2 thoughts on “Emma n, ‘ The Lucky Guy the hot live! sex chat with hottest babes with a hd cam”
Hey OP.
Your story is… Heartbreaking to day the least. I don't even know how you and your wife are hanging on. My mom would have been a mess if my sister passed but she would have followed after my brother that is 100% sure.
I tried to picture myself in your shoes, and the only thing i can say is that when things got dark for me (at some point i didn't feel like living and getting out of bed so i just stop eating. I just didn't feel any desire to eat anymore so i went days without it), the only thing that got me going was my dog. I love her to pieces and i couldn't let her go hungry cause she's the goddest of doggos, so i would have to get out of bed at the very least once a day to feed her, and eat every 2 to 3 days to be able to stand up and climb the stairs to get to the food, or go buy some more. And it's not that i wanted to die. I just didn't want to put in the effort to live. She got me through it, and when anxiety was really bad, she would lie down directly on me in bed, and i felt a bit better.

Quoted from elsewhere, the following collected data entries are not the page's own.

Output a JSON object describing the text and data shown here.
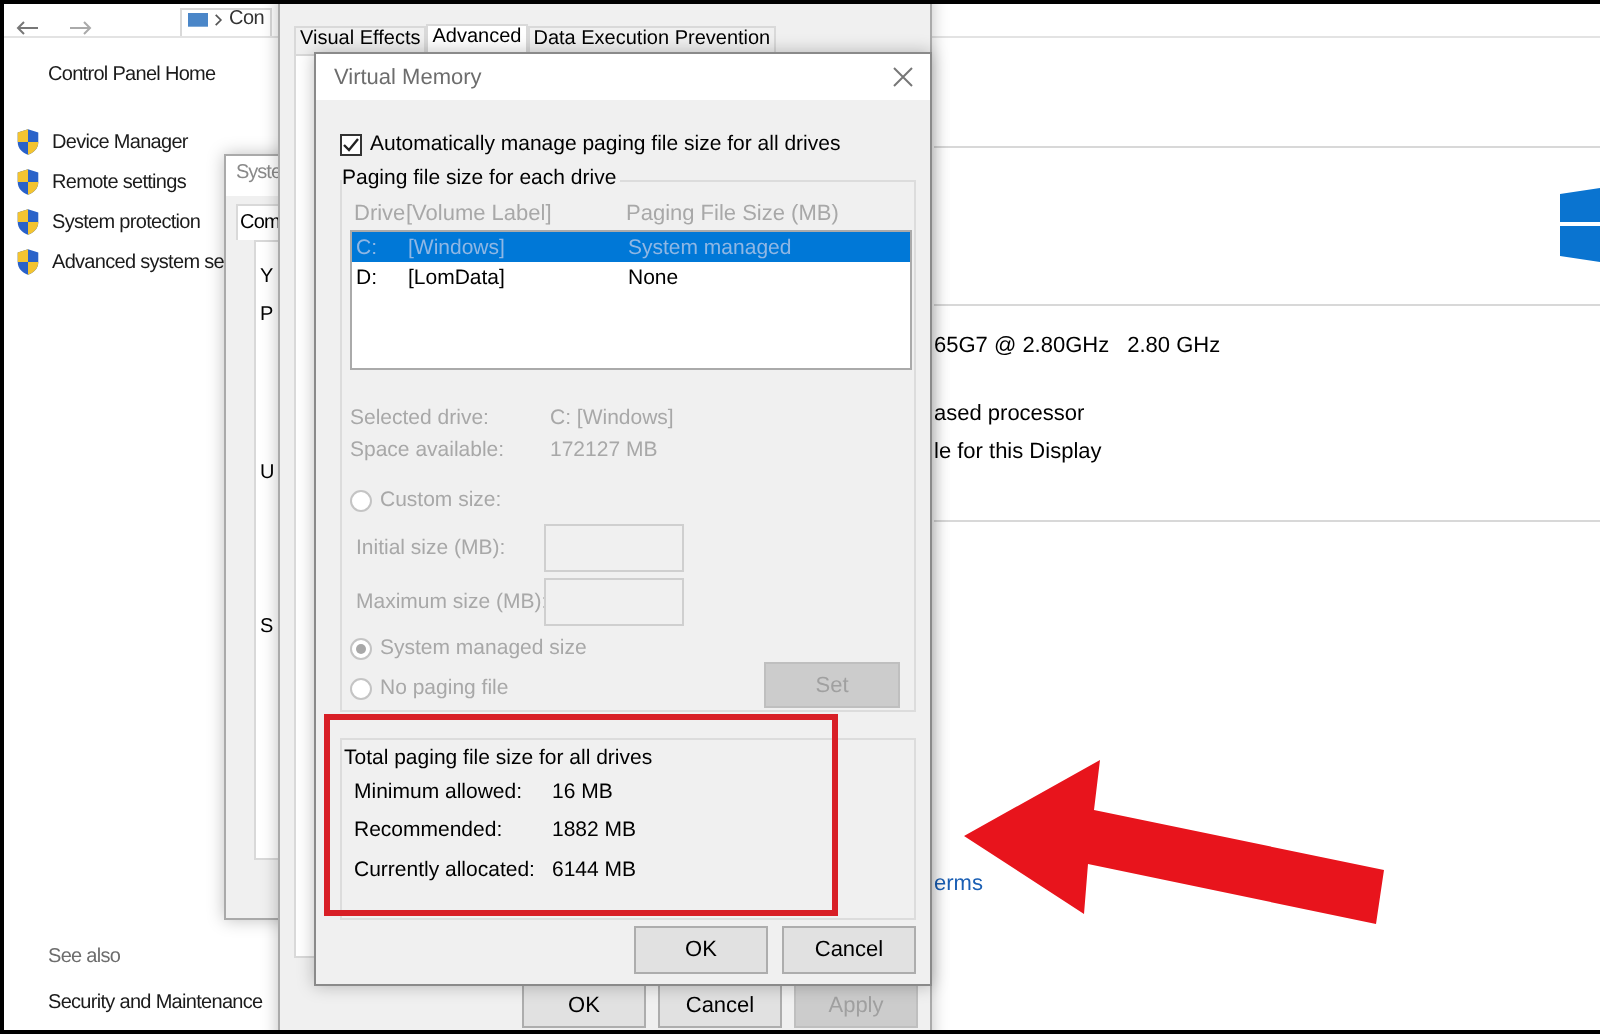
{
  "explorer": {
    "address": "Con",
    "home_link": "Control Panel Home",
    "tasks": [
      "Device Manager",
      "Remote settings",
      "System protection",
      "Advanced system se"
    ],
    "see_also": {
      "heading": "See also",
      "links": [
        "Security and Maintenance"
      ]
    },
    "processor": [
      "65G7 @ 2.80GHz",
      "2.80 GHz"
    ],
    "details": [
      "ased processor",
      "le for this Display"
    ],
    "link": "erms"
  },
  "system_properties": {
    "title": "Syste",
    "tabs": [
      {
        "label": "Com",
        "selected": true
      }
    ],
    "fragments": [
      "Y",
      "P",
      "U",
      "S"
    ]
  },
  "performance_options": {
    "tabs": [
      {
        "label": "Visual Effects",
        "selected": false
      },
      {
        "label": "Advanced",
        "selected": true
      },
      {
        "label": "Data Execution Prevention",
        "selected": false
      }
    ],
    "buttons": [
      {
        "label": "OK",
        "disabled": false
      },
      {
        "label": "Cancel",
        "disabled": false
      },
      {
        "label": "Apply",
        "disabled": true
      }
    ]
  },
  "virtual_memory": {
    "title": "Virtual Memory",
    "auto_manage": {
      "label": "Automatically manage paging file size for all drives",
      "checked": true
    },
    "drives": {
      "title": "Paging file size for each drive",
      "disabled": true,
      "columns": [
        "Drive",
        "[Volume Label]",
        "Paging File Size (MB)"
      ],
      "rows": [
        {
          "drive": "C:",
          "label": "[Windows]",
          "size": "System managed",
          "selected": true
        },
        {
          "drive": "D:",
          "label": "[LomData]",
          "size": "None",
          "selected": false
        }
      ],
      "info": [
        {
          "label": "Selected drive:",
          "value": "C:  [Windows]"
        },
        {
          "label": "Space available:",
          "value": "172127 MB"
        }
      ],
      "options": [
        {
          "kind": "radio",
          "label": "Custom size:",
          "selected": false
        },
        {
          "kind": "field",
          "label": "Initial size (MB):"
        },
        {
          "kind": "field",
          "label": "Maximum size (MB):"
        },
        {
          "kind": "radio",
          "label": "System managed size",
          "selected": true
        },
        {
          "kind": "radio",
          "label": "No paging file",
          "selected": false
        }
      ],
      "set_button": {
        "label": "Set",
        "disabled": true
      }
    },
    "totals": {
      "title": "Total paging file size for all drives",
      "rows": [
        {
          "label": "Minimum allowed:",
          "value": "16 MB"
        },
        {
          "label": "Recommended:",
          "value": "1882 MB"
        },
        {
          "label": "Currently allocated:",
          "value": "6144 MB"
        }
      ]
    },
    "buttons": [
      {
        "label": "OK",
        "disabled": false
      },
      {
        "label": "Cancel",
        "disabled": false
      }
    ]
  }
}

So i guess, my advice is get a dog. There is a lot you still cab't express through words that you may be able to express with a dog. They love inconditionally.
Individual therapy is a must. You guys went through the worst, but you are not the same person. Even if it is frightening to accept any separating views of the couple because once you've stopped being one, it might feel like you'll feel more alone. But i think this is the only way to try to move forward.

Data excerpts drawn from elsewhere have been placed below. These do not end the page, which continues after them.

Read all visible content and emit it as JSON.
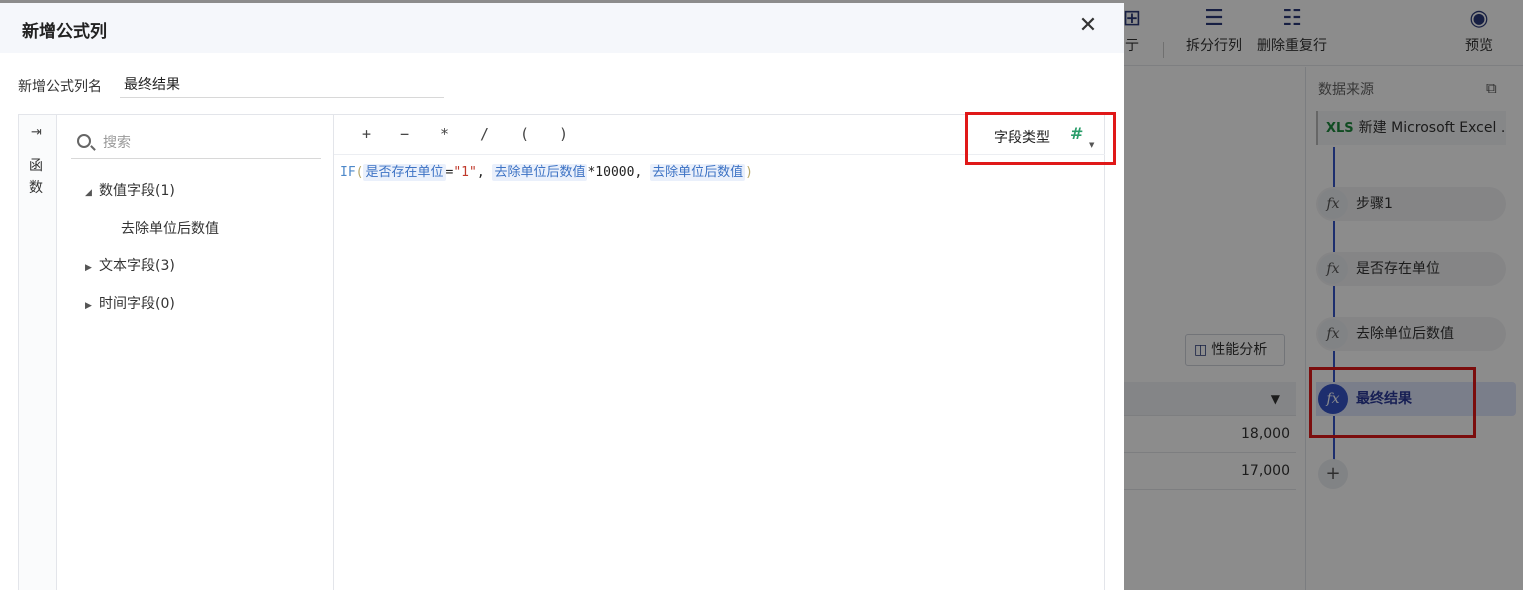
{
  "background": {
    "toolbar": {
      "partial_label": "亍",
      "split_label": "拆分行列",
      "dedupe_label": "删除重复行",
      "preview_label": "预览"
    },
    "sidebar": {
      "title": "数据来源",
      "source_item": "新建 Microsoft Excel ...",
      "steps": [
        {
          "label": "步骤1"
        },
        {
          "label": "是否存在单位"
        },
        {
          "label": "去除单位后数值"
        },
        {
          "label": "最终结果"
        }
      ]
    },
    "perf_button": "性能分析",
    "table_values": [
      "18,000",
      "17,000"
    ]
  },
  "dialog": {
    "title": "新增公式列",
    "name_label": "新增公式列名",
    "name_value": "最终结果",
    "rail_text": "函数",
    "search_placeholder": "搜索",
    "tree": {
      "numeric": "数值字段(1)",
      "numeric_child": "去除单位后数值",
      "text": "文本字段(3)",
      "time": "时间字段(0)"
    },
    "operators": [
      "+",
      "−",
      "*",
      "/",
      "(",
      ")"
    ],
    "field_type_label": "字段类型",
    "formula": {
      "fn": "IF",
      "open": "(",
      "field1": "是否存在单位",
      "eq": "=",
      "str": "\"1\"",
      "comma1": ",",
      "field2": "去除单位后数值",
      "mult": "*10000",
      "comma2": ",",
      "field3": "去除单位后数值",
      "close": ")"
    }
  },
  "colors": {
    "accent": "#3554c9",
    "highlight_box": "#e01818",
    "field_type_icon": "#2a9d6a"
  }
}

You have to treat the symptoms as well as the core issue because this is too much. Therapy helps with the core issue. Medication can help with the symptoms, the dog is also to address the symptoms
Hey OP.
Your story is… Heartbreaking to day the least. I don't even know how you and your wife are hanging on. My mom would have been a mess if my sister passed but she would have followed after my brother that is 100% sure.

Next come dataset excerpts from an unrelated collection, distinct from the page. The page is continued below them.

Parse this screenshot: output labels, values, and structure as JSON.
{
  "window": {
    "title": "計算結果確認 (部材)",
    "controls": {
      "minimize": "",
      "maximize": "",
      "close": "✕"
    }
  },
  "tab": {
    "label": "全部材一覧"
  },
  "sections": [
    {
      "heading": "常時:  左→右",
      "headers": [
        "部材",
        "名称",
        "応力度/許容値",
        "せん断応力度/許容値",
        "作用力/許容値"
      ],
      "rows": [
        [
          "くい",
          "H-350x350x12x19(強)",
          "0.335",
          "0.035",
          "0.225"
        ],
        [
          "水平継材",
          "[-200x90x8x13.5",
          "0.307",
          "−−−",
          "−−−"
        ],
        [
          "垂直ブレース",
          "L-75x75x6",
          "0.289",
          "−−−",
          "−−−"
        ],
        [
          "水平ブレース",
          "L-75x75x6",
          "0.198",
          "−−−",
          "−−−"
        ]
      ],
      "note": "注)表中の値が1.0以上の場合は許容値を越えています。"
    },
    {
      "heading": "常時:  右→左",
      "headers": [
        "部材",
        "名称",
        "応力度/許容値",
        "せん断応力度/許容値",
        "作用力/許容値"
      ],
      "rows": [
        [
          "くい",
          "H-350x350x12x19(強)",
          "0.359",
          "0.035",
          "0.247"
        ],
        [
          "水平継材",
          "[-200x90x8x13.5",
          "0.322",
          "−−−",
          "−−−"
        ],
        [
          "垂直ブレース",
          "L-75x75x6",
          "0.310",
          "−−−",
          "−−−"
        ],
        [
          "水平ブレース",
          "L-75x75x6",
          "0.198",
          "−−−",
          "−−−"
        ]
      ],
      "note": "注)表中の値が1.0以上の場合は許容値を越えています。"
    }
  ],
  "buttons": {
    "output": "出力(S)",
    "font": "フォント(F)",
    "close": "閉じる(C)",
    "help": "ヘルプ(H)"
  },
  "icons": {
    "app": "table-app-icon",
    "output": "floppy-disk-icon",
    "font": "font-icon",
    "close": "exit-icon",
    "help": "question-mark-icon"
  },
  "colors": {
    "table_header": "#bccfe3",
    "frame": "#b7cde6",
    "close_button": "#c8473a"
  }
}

I tried to picture myself in your shoes, and the only thing i can say is that when things got dark for me (at some point i didn't feel like living and getting out of bed so i just stop eating. I just didn't feel any desire to eat anymore so i went days without it), the only thing that got me going was my dog. I love her to pieces and i couldn't let her go hungry cause she's the goddest of doggos, so i would have to get out of bed at the very least once a day to feed her, and eat every 2 to 3 days to be able to stand up and climb the stairs to get to the food, or go buy some more. And it's not that i wanted to die. I just didn't want to put in the effort to live. She got me through it, and when anxiety was really bad, she would lie down directly on me in bed, and i felt a bit better.
So i guess, my advice is get a dog. There is a lot you still cab't express through words that you may be able to express with a dog. They love inconditionally.
Individual therapy is a must. You guys went through the worst, but you are not the same person. Even if it is frightening to accept any separating views of the couple because once you've stopped being one, it might feel like you'll feel more alone. But i think this is the only way to try to move forward.
You have to treat the symptoms as well as the core issue because this is too much. Therapy helps with the core issue. Medication can help with the symptoms, the dog is also to address the symptoms
Yes! Not everyone does it but yeah it’s a thing.